The man responsible for that change stated that the BBC, under the terms of its present Charter, had no duty to consult individual organisations on changes to the time of programmes. That clearly should be put right in the new Charter and Agreement. In October, suddenly, with less than a week's notice and again without consultation, the inshore waters forecast on Radio 3 at 0655 hours was stopped. The Royal Yachting Association, in its letter of horrified protest, pointed out that some 5 million people regularly take their recreation afloat, that stress of weather remains the second most frequent cause of distress at sea; and that the inshore waters up to 12 miles offshore account for approximately 90 per cent. of the search and rescue tasking.
As a result of influential protests by yachting associations, the BBC restored the broadcast, but at 05.55 on Radio 3 which, incredibly, clashed at exactly the same time with the shipping forecast on Radio 4. So no yachtsman or fisherman could either listen to or record both forecasts.

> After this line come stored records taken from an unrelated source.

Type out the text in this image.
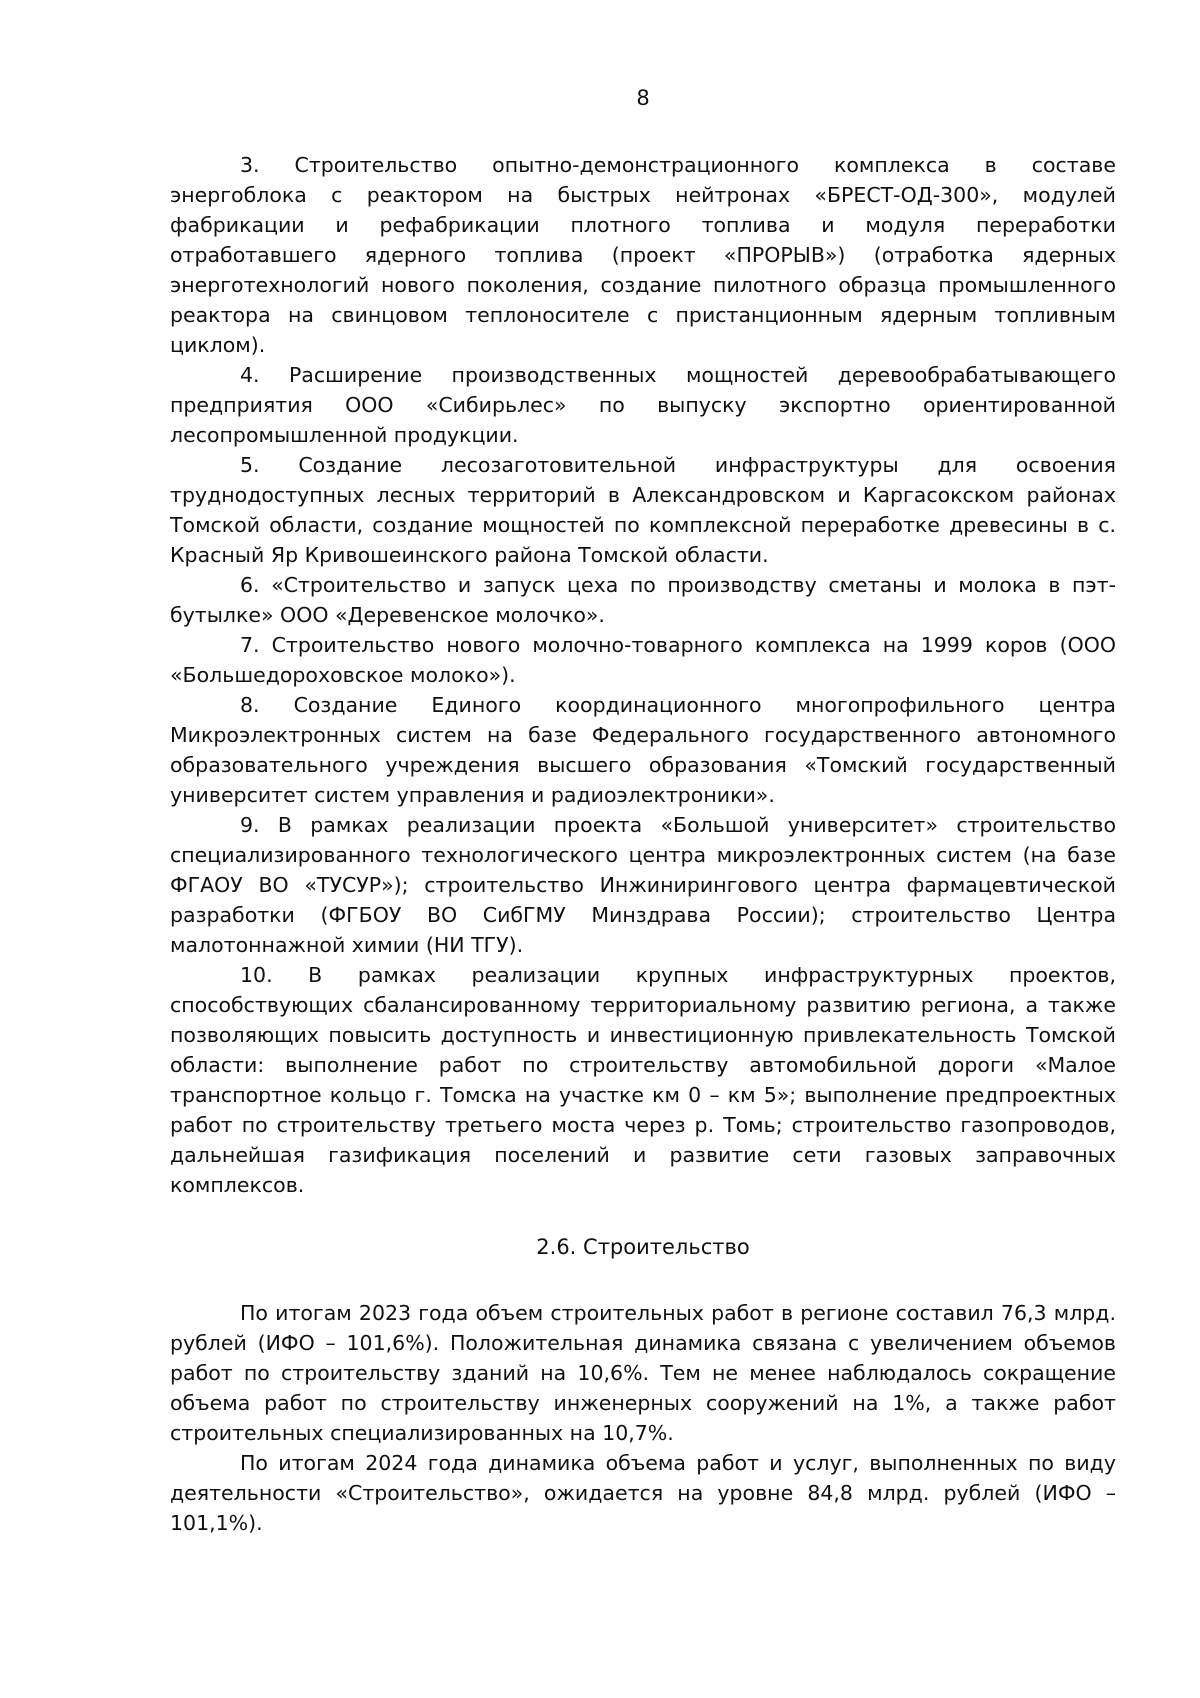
8

3. Строительство опытно-демонстрационного комплекса в составе энергоблока с реактором на быстрых нейтронах «БРЕСТ-ОД-300», модулей фабрикации и рефабрикации плотного топлива и модуля переработки отработавшего ядерного топлива (проект «ПРОРЫВ») (отработка ядерных энерготехнологий нового поколения, создание пилотного образца промышленного реактора на свинцовом теплоносителе с пристанционным ядерным топливным циклом).

4. Расширение производственных мощностей деревообрабатывающего предприятия ООО «Сибирьлес» по выпуску экспортно ориентированной лесопромышленной продукции.

5. Создание лесозаготовительной инфраструктуры для освоения труднодоступных лесных территорий в Александровском и Каргасокском районах Томской области, создание мощностей по комплексной переработке древесины в с. Красный Яр Кривошеинского района Томской области.

6. «Строительство и запуск цеха по производству сметаны и молока в пэт-бутылке» ООО «Деревенское молочко».

7. Строительство нового молочно-товарного комплекса на 1999 коров (ООО «Большедороховское молоко»).

8. Создание Единого координационного многопрофильного центра Микроэлектронных систем на базе Федерального государственного автономного образовательного учреждения высшего образования «Томский государственный университет систем управления и радиоэлектроники».

9. В рамках реализации проекта «Большой университет» строительство специализированного технологического центра микроэлектронных систем (на базе ФГАОУ ВО «ТУСУР»); строительство Инжинирингового центра фармацевтической разработки (ФГБОУ ВО СибГМУ Минздрава России); строительство Центра малотоннажной химии (НИ ТГУ).

10. В рамках реализации крупных инфраструктурных проектов, способствующих сбалансированному территориальному развитию региона, а также позволяющих повысить доступность и инвестиционную привлекательность Томской области: выполнение работ по строительству автомобильной дороги «Малое транспортное кольцо г. Томска на участке км 0 – км 5»; выполнение предпроектных работ по строительству третьего моста через р. Томь; строительство газопроводов, дальнейшая газификация поселений и развитие сети газовых заправочных комплексов.

2.6. Строительство

По итогам 2023 года объем строительных работ в регионе составил 76,3 млрд. рублей (ИФО – 101,6%). Положительная динамика связана с увеличением объемов работ по строительству зданий на 10,6%. Тем не менее наблюдалось сокращение объема работ по строительству инженерных сооружений на 1%, а также работ строительных специализированных на 10,7%.

По итогам 2024 года динамика объема работ и услуг, выполненных по виду деятельности «Строительство», ожидается на уровне 84,8 млрд. рублей (ИФО – 101,1%).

As the Royal Yachting Association said, again in its letter to the BBC, those forecasts, which are of high quality, can be a matter of life and death. I know from long experience that the prudent yachtsman listens to both forecasts early in the morning so as to assess the developing weather situation and decide whether to go to sea, and in what circumstances. As a result of further protests, from 1st January this year, the BBC is now broadcasting the inshore forecast at 05.50 on Radio 3 and the shipping forecast, as before, at 05.55 on Radio 4. It recognises that it is not ideal as it cannot be recorded because it is on two different programmes. But, with a quick flick of the wrist, if one is up early in the morning and by the radio set, one can listen to both programmes.
As a result of all that ham-fisted change, the BBC is now to review all weather services on Radios 3 and 4. All I hope is that in doing so it consults the sailors, yachtsmen, fishermen and lifeboatmen who really know what is necessary, and takes careful note of their views. It is their lives which will be at risk if they are not able to receive that vital weather information; and to a maritime nation like our own, safety of life at sea is vital.
In the Charter and Agreement the BBC is to have a duty to provide information, education and entertainment. Comedy and music are mentioned. We have just been through a period of severe weather on land and know how important severe weather warnings or flood warnings are to local authorities and others to mitigate the worst effects. I submit that the BBC Charter and Agreement should also stipulate a duty to provide daily and regular weather forecasts for the safety of those both on land and at sea. I hope that when my noble friend replies he will be able to assure me that that will be the case.
The hopes of my noble friend Lord Cranborne presented earlier this afternoon have been dashed, and so have mine. I had every intention of staying until the end of the debate, but I am afraid that I shall now have to leave before the end in order to catch my train. I apologise to your Lordships and will read Hansard with great care.